This is a special Anfield Wrap podcast about the Hillsborough Law which was recommended in Bishop James Jones’s report into the lived experience of the Hillsborough families this week.

Please remember that these sorts of discussions can be troubling and that there remain ongoing criminal proceedings around Hillsborough.

The Hillsborough Law deals with the present day, compelling public facing bodies to show a duty of candour and ensuring there are equal resources available to the public.

Discussing it with Neil Atkinson are Steve Kelly, Sarah Nolan, Pete Weatherby and Elkan Abrahamson.

In 2018 we expect public authorities and individuals acting as public servants to be truthful and act with candour. Unfortunately, repeated examples have shown us that this is not generally the case. Instead of acting in the public interest by telling the truth, public authorities have tended to act according to narrow organisational and individual motives by trying to cover up faults and deny responsibility.

The behaviour of public authorities in the recent Hillsborough Inquests provide a stark example of institutional defensiveness and a culture of denial.

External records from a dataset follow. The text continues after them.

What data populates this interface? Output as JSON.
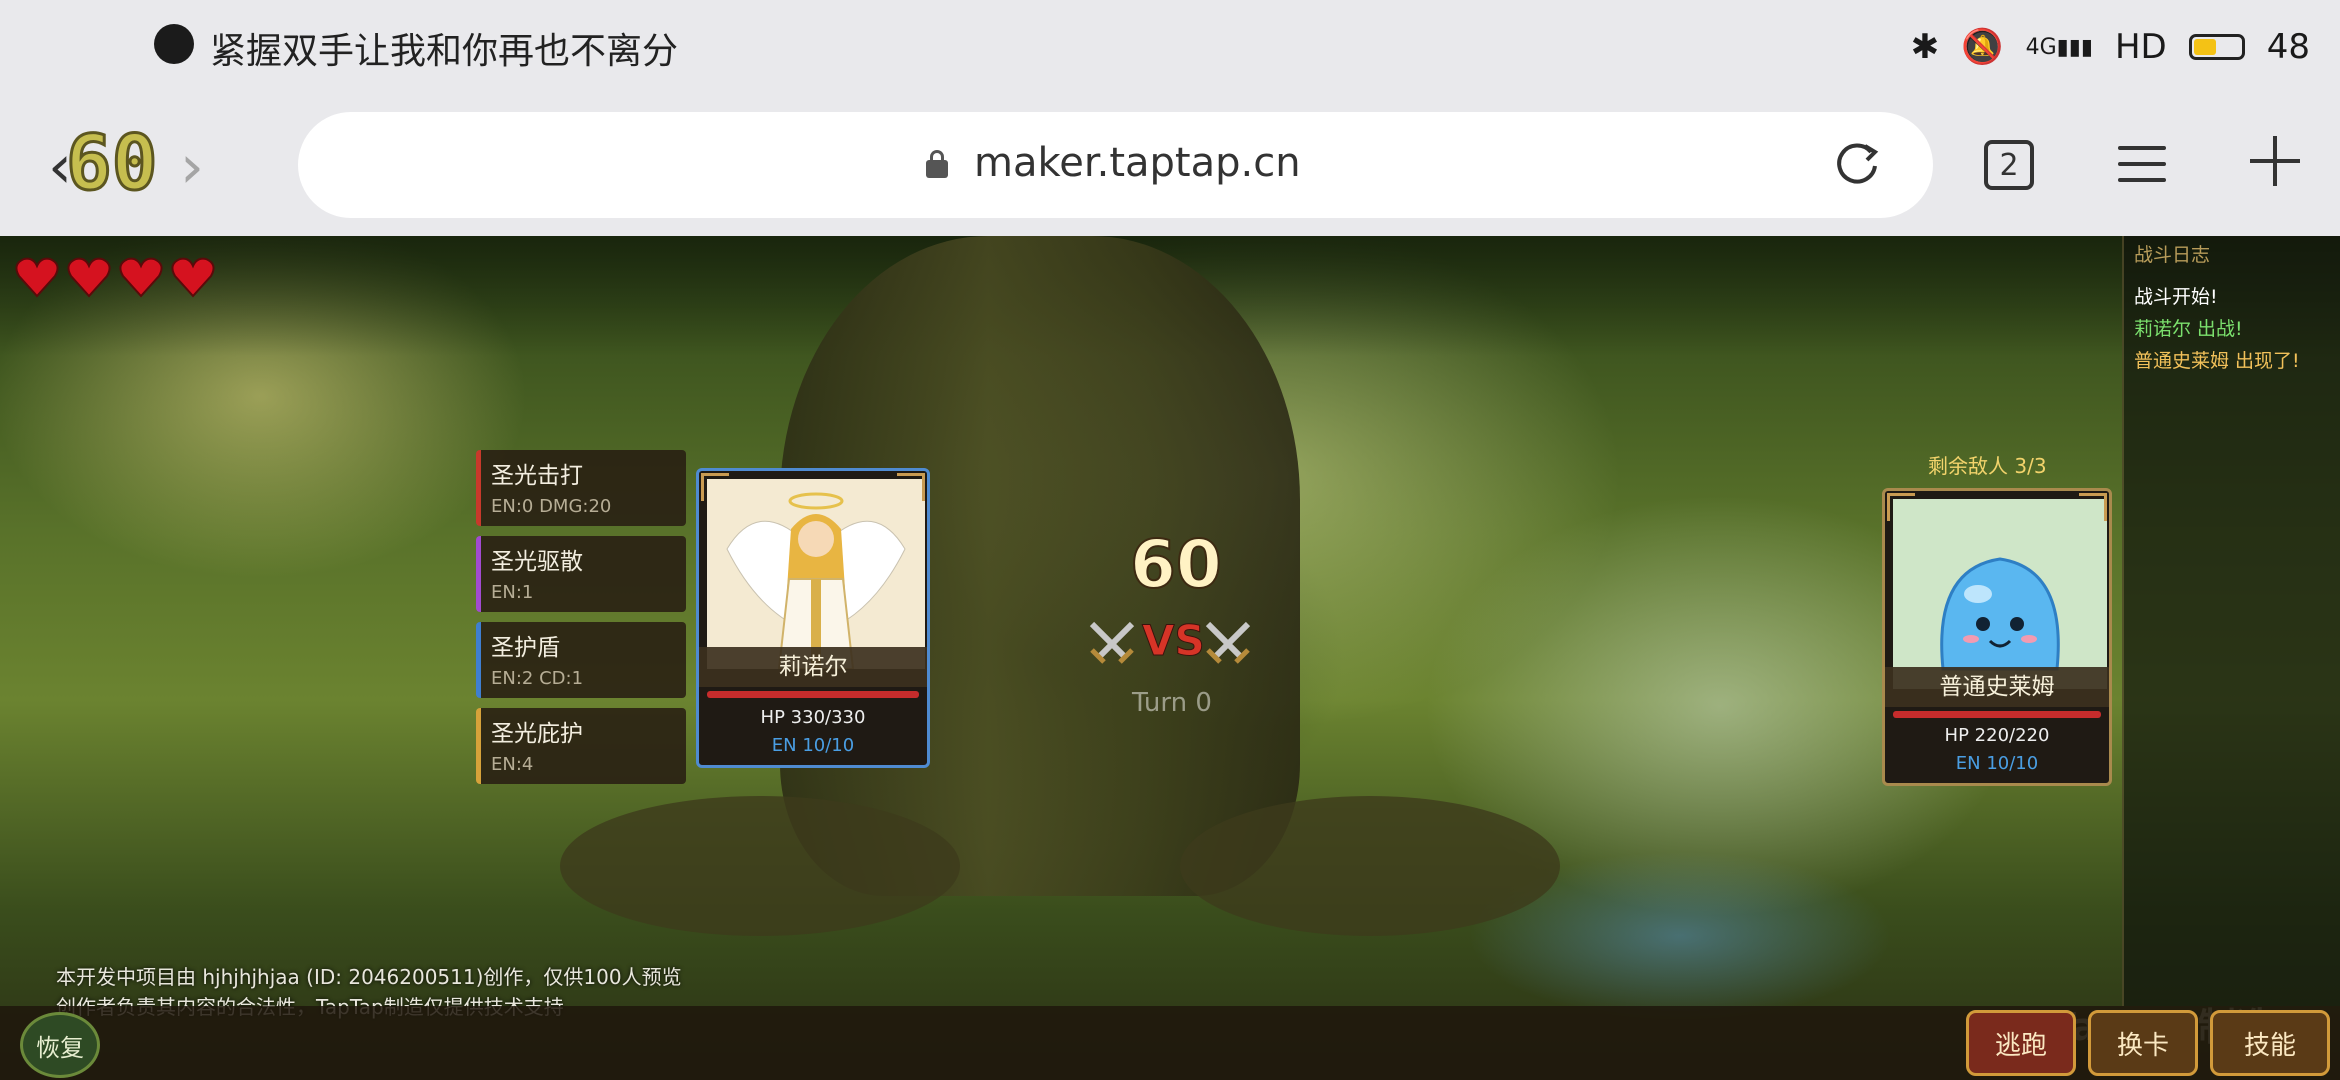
{
  "status_bar": {
    "notification_title": "紧握双手让我和你再也不离分",
    "network": "HD",
    "signal_label": "4G",
    "battery_level": "48"
  },
  "browser": {
    "back_glyph": "‹",
    "forward_glyph": "›",
    "url": "maker.taptap.cn",
    "tab_count": "2",
    "fps_overlay": "60"
  },
  "game": {
    "hearts_count": 4,
    "skills": [
      {
        "name": "圣光击打",
        "meta": "EN:0  DMG:20",
        "color": "#c8392b"
      },
      {
        "name": "圣光驱散",
        "meta": "EN:1",
        "color": "#a24bd0"
      },
      {
        "name": "圣护盾",
        "meta": "EN:2  CD:1",
        "color": "#3f7fd0"
      },
      {
        "name": "圣光庇护",
        "meta": "EN:4",
        "color": "#d6a23a"
      }
    ],
    "hero": {
      "name": "莉诺尔",
      "hp": "HP 330/330",
      "en": "EN 10/10",
      "hp_fraction": 1.0
    },
    "enemy": {
      "name": "普通史莱姆",
      "hp": "HP 220/220",
      "en": "EN 10/10",
      "count_label": "剩余敌人 3/3",
      "hp_fraction": 1.0
    },
    "timer": "60",
    "vs": "VS",
    "turn": "Turn 0",
    "log": {
      "title": "战斗日志",
      "lines": [
        {
          "text": "战斗开始!",
          "color": "#ffffff"
        },
        {
          "text": "莉诺尔 出战!",
          "color": "#7be06d"
        },
        {
          "text": "普通史莱姆 出现了!",
          "color": "#f2c15a"
        }
      ]
    },
    "disclaimer": {
      "line1": "本开发中项目由 hjhjhjhjaa (ID: 2046200511)创作，仅供100人预览",
      "line2": "创作者负责其内容的合法性，TapTap制造仅提供技术支持"
    },
    "buttons": {
      "restore": "恢复",
      "escape": "逃跑",
      "swap": "换卡",
      "skill": "技能"
    },
    "watermark": "TapTap制造"
  },
  "icons": {
    "heart": "heart-icon",
    "lock": "lock-icon",
    "reload": "reload-icon",
    "menu": "menu-icon",
    "add": "add-tab-icon",
    "swords": "crossed-swords-icon"
  },
  "colors": {
    "accent_gold": "#d29a3a",
    "hero_border": "#4f8bd1",
    "hp_red": "#c62c2c",
    "en_blue": "#4a9ee3"
  }
}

Despite making fulsome apologies for their role in the disaster and cover-up in September 2012, both the South Yorkshire Police (SYP) and the South Yorkshire Metropolitan Ambulance Service (SYMAS) took a very different approach in court two years later. Both organisations chose to add to the suffering of bereaved families and unnecessarily lengthen the Inquests by deflecting responsibility and failing to acknowledge their previously-admitted failures.

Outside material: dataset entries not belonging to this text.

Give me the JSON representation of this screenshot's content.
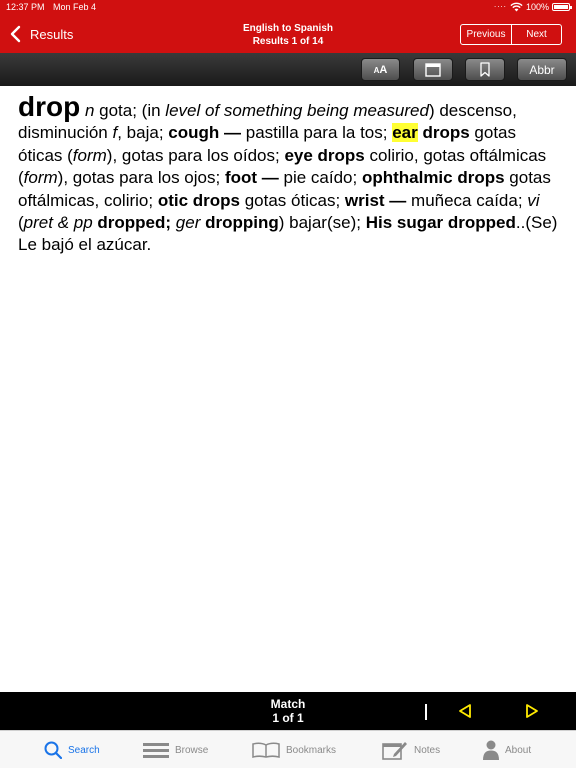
{
  "status_bar": {
    "time": "12:37 PM",
    "date": "Mon Feb 4",
    "dots": "....",
    "battery": "100%"
  },
  "nav": {
    "back_label": "Results",
    "title_line1": "English to Spanish",
    "title_line2": "Results 1 of 14",
    "previous_label": "Previous",
    "next_label": "Next"
  },
  "toolbar": {
    "font_size_label_big": "A",
    "font_size_label_small": "A",
    "abbr_label": "Abbr"
  },
  "entry": {
    "headword": "drop",
    "segments": [
      "n",
      " gota; (in ",
      "level of something being measured",
      ") descenso, disminución ",
      "f",
      ", baja; ",
      "cough",
      " — ",
      "pastilla para la tos; ",
      "ear",
      " ",
      "drops",
      " gotas óticas (",
      "form",
      "), gotas para los oídos; ",
      "eye drops",
      " colirio, gotas oftálmicas (",
      "form",
      "), gotas para los ojos; ",
      "foot",
      " — ",
      "pie caído; ",
      "ophthalmic drops",
      " gotas oftálmicas, colirio; ",
      "otic drops",
      " gotas óticas; ",
      "wrist",
      " — ",
      "muñeca caída; ",
      "vi",
      " (",
      "pret & pp",
      " ",
      "dropped;",
      " ",
      "ger",
      " ",
      "dropping",
      ") bajar(se); ",
      "His sugar dropped",
      "..(Se) Le bajó el azúcar."
    ]
  },
  "match_bar": {
    "label": "Match",
    "count": "1 of 1"
  },
  "tabs": [
    {
      "label": "Search",
      "icon": "search-icon",
      "active": true
    },
    {
      "label": "Browse",
      "icon": "browse-icon",
      "active": false
    },
    {
      "label": "Bookmarks",
      "icon": "book-icon",
      "active": false
    },
    {
      "label": "Notes",
      "icon": "notes-icon",
      "active": false
    },
    {
      "label": "About",
      "icon": "person-icon",
      "active": false
    }
  ],
  "colors": {
    "header_red": "#d01010",
    "highlight": "#ffff33",
    "tab_active": "#1a74e8",
    "arrow_yellow": "#ffea00"
  }
}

The Chief Constable of SYP was suspended because of the way in which he instructed his lawyers to run the SYP case– but it was already too late. The bereaved families had already been put through another two years of further distress, following the initial, shocking, 25 year cover-up.

The families of those who died in the Hillsborough Disaster have spent 27 years fighting not only for justice for their loved ones, but so that what happened to them can never happen again. The recent Hillsborough Inquests made it all too clear that not enough has changed when it comes to public institutions acting in the public interest. The terrible Grenfell disaster and its aftermath sadly provides a further illustration that this law is as relevant today as it was in 1989.

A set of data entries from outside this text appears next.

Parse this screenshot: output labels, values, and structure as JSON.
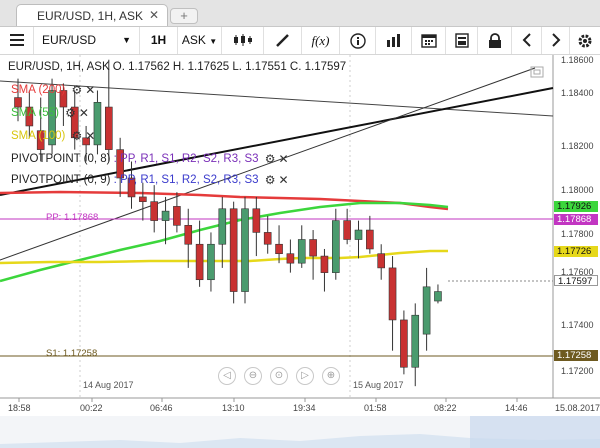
{
  "tab": {
    "label": "EUR/USD, 1H, ASK",
    "close": "✕",
    "new_tab": "+"
  },
  "toolbar": {
    "symbol": "EUR/USD",
    "timeframe": "1H",
    "side": "ASK",
    "fx": "f(x)"
  },
  "legend": {
    "header": "EUR/USD, 1H, ASK   O. 1.17562 H. 1.17625 L. 1.17551 C. 1.17597",
    "sma200": "SMA (200)",
    "sma55": "SMA (55)",
    "sma100": "SMA (100)",
    "pivot1_name": "PIVOTPOINT (0, 8)",
    "pivot1_rest": " : PP, R1, S1, R2, S2, R3, S3",
    "pivot2_name": "PIVOTPOINT (0, 9)",
    "pivot2_rest": " : PP, R1, S1, R2, S2, R3, S3"
  },
  "chart_labels": {
    "pp": "PP: 1.17868",
    "s1": "S1: 1.17258",
    "date1": "14 Aug 2017",
    "date2": "15 Aug 2017"
  },
  "price_axis": [
    "1.18600",
    "1.18400",
    "1.18200",
    "1.18000",
    "1.17800",
    "1.17600",
    "1.17400",
    "1.17200"
  ],
  "price_boxes": {
    "sma55": "1.17926",
    "pp": "1.17868",
    "sma100": "1.17726",
    "last": "1.17597",
    "s1": "1.17258"
  },
  "time_axis": [
    "18:58",
    "00:22",
    "06:46",
    "13:10",
    "19:34",
    "01:58",
    "08:22",
    "14:46",
    "15.08.2017"
  ],
  "colors": {
    "sma200": "#e53b3b",
    "sma55": "#3cd63c",
    "sma100": "#e6d81a",
    "pp": "#c236c2",
    "s1": "#6e5a20",
    "bull": "#4a9b6e",
    "bear": "#c83232"
  },
  "chart_data": {
    "type": "candlestick",
    "price_range": [
      1.1715,
      1.186
    ],
    "candles": [
      {
        "o": 1.1842,
        "h": 1.185,
        "l": 1.1832,
        "c": 1.1838
      },
      {
        "o": 1.1838,
        "h": 1.1845,
        "l": 1.1825,
        "c": 1.183
      },
      {
        "o": 1.1828,
        "h": 1.1842,
        "l": 1.1815,
        "c": 1.182
      },
      {
        "o": 1.1822,
        "h": 1.185,
        "l": 1.1818,
        "c": 1.1845
      },
      {
        "o": 1.1845,
        "h": 1.1848,
        "l": 1.183,
        "c": 1.1838
      },
      {
        "o": 1.1838,
        "h": 1.1845,
        "l": 1.182,
        "c": 1.1825
      },
      {
        "o": 1.1825,
        "h": 1.183,
        "l": 1.1815,
        "c": 1.1822
      },
      {
        "o": 1.1822,
        "h": 1.1845,
        "l": 1.1818,
        "c": 1.184
      },
      {
        "o": 1.1838,
        "h": 1.1858,
        "l": 1.1815,
        "c": 1.182
      },
      {
        "o": 1.182,
        "h": 1.1825,
        "l": 1.18,
        "c": 1.1808
      },
      {
        "o": 1.1808,
        "h": 1.1815,
        "l": 1.1795,
        "c": 1.18
      },
      {
        "o": 1.18,
        "h": 1.1806,
        "l": 1.179,
        "c": 1.1798
      },
      {
        "o": 1.1798,
        "h": 1.1805,
        "l": 1.1785,
        "c": 1.179
      },
      {
        "o": 1.179,
        "h": 1.18,
        "l": 1.178,
        "c": 1.1794
      },
      {
        "o": 1.1796,
        "h": 1.1802,
        "l": 1.1785,
        "c": 1.1788
      },
      {
        "o": 1.1788,
        "h": 1.1795,
        "l": 1.177,
        "c": 1.178
      },
      {
        "o": 1.178,
        "h": 1.179,
        "l": 1.1762,
        "c": 1.1765
      },
      {
        "o": 1.1765,
        "h": 1.1785,
        "l": 1.176,
        "c": 1.178
      },
      {
        "o": 1.178,
        "h": 1.18,
        "l": 1.177,
        "c": 1.1795
      },
      {
        "o": 1.1795,
        "h": 1.1798,
        "l": 1.1755,
        "c": 1.176
      },
      {
        "o": 1.176,
        "h": 1.18,
        "l": 1.1755,
        "c": 1.1795
      },
      {
        "o": 1.1795,
        "h": 1.18,
        "l": 1.1775,
        "c": 1.1785
      },
      {
        "o": 1.1785,
        "h": 1.1792,
        "l": 1.1776,
        "c": 1.178
      },
      {
        "o": 1.178,
        "h": 1.1788,
        "l": 1.1772,
        "c": 1.1776
      },
      {
        "o": 1.1776,
        "h": 1.1782,
        "l": 1.1768,
        "c": 1.1772
      },
      {
        "o": 1.1772,
        "h": 1.1788,
        "l": 1.177,
        "c": 1.1782
      },
      {
        "o": 1.1782,
        "h": 1.1786,
        "l": 1.1765,
        "c": 1.1775
      },
      {
        "o": 1.1775,
        "h": 1.1778,
        "l": 1.176,
        "c": 1.1768
      },
      {
        "o": 1.1768,
        "h": 1.1795,
        "l": 1.1765,
        "c": 1.179
      },
      {
        "o": 1.179,
        "h": 1.1795,
        "l": 1.178,
        "c": 1.1782
      },
      {
        "o": 1.1782,
        "h": 1.179,
        "l": 1.1774,
        "c": 1.1786
      },
      {
        "o": 1.1786,
        "h": 1.1792,
        "l": 1.1776,
        "c": 1.1778
      },
      {
        "o": 1.1776,
        "h": 1.178,
        "l": 1.1765,
        "c": 1.177
      },
      {
        "o": 1.177,
        "h": 1.1775,
        "l": 1.1735,
        "c": 1.1748
      },
      {
        "o": 1.1748,
        "h": 1.1752,
        "l": 1.1725,
        "c": 1.1728
      },
      {
        "o": 1.1728,
        "h": 1.1755,
        "l": 1.172,
        "c": 1.175
      },
      {
        "o": 1.1742,
        "h": 1.177,
        "l": 1.1735,
        "c": 1.1762
      },
      {
        "o": 1.1756,
        "h": 1.1763,
        "l": 1.1755,
        "c": 1.176
      }
    ]
  }
}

Of course it is not only Hillsborough families that have suffered as a result of this public culture. There are sadly many examples, such as those bereaved by the Birmingham Pub bombings who waited for years for a proper investigation into the death of their loved ones. It is past time to put that right.

The ‘Hillsborough Law’/ Public Authority Accountability Bill codifies the public law duty of public authorities and public servants to tell the truth and act with candour. It applies both generally and specifically to with respect to proceedings, inquiries and investigations.